Konstruksi pengetahuan zakat perlahan bergeser dari kontruksi thelogisme mengarah pada konstruksi sekularisme. Zakat yang dulu dipaham lebih sebagai ibadah asceticism dan altruism menuju keshalehan, perlahan difahami sebagai kewajiban warga negara muslim dalam konteks bernegara untuk pembangunan. Penilaian benar, sah, dan efektifitasnya selalu datang dari negara dan hak negara, yang datang dari luar negara selalu dianggap salah, tidak sah dan tidak

166

efektif. Negara mendominasi ruang penilaian, pengaturan dan pengesahan tatakelola zakat. Berbasis logika ekonomi dan politik menilai tatakelola zakat komunitas tidak efektif, tidak efisien dan tidak berkompeten, dan bahkan bisa munculnya ketidak stabilan sosial karena hak-hak masyarakat lemah tidak terlindungi dengan aman (karena tidak dilindungi negara). Menggunakan instrumen politik, negara mengintervensi ruang sosial tatakelola zakat komunitas dan menggiring aktornya masuk ke ruang kuasa sistem tatakelola zakat negara.
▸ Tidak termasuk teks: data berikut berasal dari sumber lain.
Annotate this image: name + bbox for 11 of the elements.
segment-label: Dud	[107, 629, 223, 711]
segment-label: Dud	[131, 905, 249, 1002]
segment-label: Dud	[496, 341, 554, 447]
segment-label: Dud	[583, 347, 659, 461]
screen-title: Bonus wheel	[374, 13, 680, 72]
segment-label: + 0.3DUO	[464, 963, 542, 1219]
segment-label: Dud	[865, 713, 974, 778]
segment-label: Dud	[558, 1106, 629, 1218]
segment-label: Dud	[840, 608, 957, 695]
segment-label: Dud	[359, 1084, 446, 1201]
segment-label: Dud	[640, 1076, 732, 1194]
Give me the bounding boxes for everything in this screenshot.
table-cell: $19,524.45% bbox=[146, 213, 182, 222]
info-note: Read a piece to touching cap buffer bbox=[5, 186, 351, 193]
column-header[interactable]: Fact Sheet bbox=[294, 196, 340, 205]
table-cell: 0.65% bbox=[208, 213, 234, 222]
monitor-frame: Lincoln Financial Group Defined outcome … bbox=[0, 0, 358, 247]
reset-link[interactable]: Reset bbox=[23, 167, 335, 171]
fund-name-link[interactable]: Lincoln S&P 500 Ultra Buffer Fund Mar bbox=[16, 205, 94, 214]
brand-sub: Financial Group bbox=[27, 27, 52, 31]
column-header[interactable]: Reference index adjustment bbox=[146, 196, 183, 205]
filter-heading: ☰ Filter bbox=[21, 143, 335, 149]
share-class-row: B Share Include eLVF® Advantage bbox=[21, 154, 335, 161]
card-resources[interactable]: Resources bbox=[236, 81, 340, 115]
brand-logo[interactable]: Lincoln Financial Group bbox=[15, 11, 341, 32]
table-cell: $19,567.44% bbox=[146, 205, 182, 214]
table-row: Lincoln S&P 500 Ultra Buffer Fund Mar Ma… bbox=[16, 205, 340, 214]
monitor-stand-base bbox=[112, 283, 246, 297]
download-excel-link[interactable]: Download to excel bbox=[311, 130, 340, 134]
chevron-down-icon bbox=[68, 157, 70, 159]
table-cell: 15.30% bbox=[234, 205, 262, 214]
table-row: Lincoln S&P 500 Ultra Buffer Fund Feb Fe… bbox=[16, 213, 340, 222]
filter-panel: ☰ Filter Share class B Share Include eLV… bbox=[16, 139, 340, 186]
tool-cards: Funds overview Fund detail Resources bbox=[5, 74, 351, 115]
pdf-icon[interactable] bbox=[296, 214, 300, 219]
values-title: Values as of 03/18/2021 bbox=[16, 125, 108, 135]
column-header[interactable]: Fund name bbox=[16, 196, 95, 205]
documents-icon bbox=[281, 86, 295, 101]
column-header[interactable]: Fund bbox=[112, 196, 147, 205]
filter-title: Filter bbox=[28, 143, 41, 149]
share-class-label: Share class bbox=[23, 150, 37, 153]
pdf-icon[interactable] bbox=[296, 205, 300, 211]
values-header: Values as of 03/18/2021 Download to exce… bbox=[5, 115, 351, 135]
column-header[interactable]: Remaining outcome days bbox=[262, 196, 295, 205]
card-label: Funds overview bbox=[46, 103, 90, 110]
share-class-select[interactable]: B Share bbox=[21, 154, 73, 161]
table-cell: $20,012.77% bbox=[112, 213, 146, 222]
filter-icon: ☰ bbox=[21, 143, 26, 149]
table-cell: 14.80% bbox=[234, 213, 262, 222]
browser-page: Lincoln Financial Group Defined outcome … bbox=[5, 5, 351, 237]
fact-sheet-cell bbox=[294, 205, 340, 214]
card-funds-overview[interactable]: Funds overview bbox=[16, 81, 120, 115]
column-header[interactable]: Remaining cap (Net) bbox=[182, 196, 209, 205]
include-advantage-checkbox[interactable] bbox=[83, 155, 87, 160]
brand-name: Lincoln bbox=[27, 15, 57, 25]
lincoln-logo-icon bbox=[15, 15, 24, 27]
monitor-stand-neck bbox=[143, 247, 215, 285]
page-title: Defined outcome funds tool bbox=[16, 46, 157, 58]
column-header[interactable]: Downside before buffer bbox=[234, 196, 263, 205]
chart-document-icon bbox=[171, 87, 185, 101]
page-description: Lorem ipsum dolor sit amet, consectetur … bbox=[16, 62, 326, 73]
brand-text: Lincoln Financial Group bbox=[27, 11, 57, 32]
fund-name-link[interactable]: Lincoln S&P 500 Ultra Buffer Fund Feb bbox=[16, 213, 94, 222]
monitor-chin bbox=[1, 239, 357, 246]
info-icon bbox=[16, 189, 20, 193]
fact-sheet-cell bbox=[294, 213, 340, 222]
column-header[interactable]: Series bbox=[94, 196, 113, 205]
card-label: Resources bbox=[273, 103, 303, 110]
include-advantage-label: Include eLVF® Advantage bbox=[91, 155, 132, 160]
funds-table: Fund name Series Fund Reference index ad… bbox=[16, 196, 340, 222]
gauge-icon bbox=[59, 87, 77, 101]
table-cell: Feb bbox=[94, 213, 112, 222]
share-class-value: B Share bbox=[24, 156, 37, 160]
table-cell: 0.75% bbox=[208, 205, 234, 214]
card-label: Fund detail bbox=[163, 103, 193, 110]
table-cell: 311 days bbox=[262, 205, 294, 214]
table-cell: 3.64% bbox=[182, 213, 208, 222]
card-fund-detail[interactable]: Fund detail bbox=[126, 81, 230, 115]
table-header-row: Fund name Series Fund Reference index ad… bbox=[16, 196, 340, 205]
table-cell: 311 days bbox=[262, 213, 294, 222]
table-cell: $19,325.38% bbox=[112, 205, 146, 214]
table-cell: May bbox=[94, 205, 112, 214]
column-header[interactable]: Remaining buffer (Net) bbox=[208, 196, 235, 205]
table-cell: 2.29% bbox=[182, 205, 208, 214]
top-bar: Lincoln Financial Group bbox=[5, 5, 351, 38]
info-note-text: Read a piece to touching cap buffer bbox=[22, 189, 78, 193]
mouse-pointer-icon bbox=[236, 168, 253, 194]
Muzakki sebagai sumber utama potensi zakat, dalam tatakelola BAZDA ditempatkan sebagai objek yang harus ditundukkan dan diberikan penyadaran bahwa berzakat adalah kewajiban, dan kewajiban itu hanya sebatas menyerahkan zakatnya, selanjutnya bagaimana dana itu dikelola dikonstruksi sebagai hak negara dan negara yang paling tua, paling tepat dan paling mampu melakukannya untuk mencapai tujuan pemberdayaan dan pembangunan yang merupakan roh perintah berzakat. Muazkki tidak diberi ruang yang luas untuk melakukan preferensi-preferensi dalam berzakat di mana dan dengan cara yang bagaimana. Ruang kebebasan dikaburkan melalui pembentukan konstruksi pengetahuan zakat berparadigma developmentalism yang setiap saat menyerang ruang kognitif masyarakat luas khususnya muzakki dan mustahik dari berbagai ruang. Mereka tidak bisa menghidar karena kuasa pengetahuan negara ada di mana-mana, sementara untuk melawan juga begitu berat karena begitu kuatnya dan dilengkapi dengan berbagai instrumen kuasa berupa aparat dan institusi yang mendapatkan legitimasi dan legalisasi yang kuat.

Melekatkan zakat dengan institusi pemerintah dengan kuasa tatakelola oleh aparat pemerintah, membuat tatakelola zakat bergerak dalam paradigma negara dan memandang zakat sebagai sumberdaya milik negara, tunduk dalam ruang kuasa negara, dikelola oleh aparat negara, dengan lembaga milik negara, dan dikelola dengan mekanisme administrasi dan birokrasi negara dibawah payung pengetahuan sekuler (non agama). Maka membawa zakat dari ruang kuasa ajaran agama ke ruang kuasa sistem administrasi dan birokrasi negara, sama halnya sedang melakukan perombakan besar terhadap konstruksi pengetahuan zakat dan ketatakelolanya.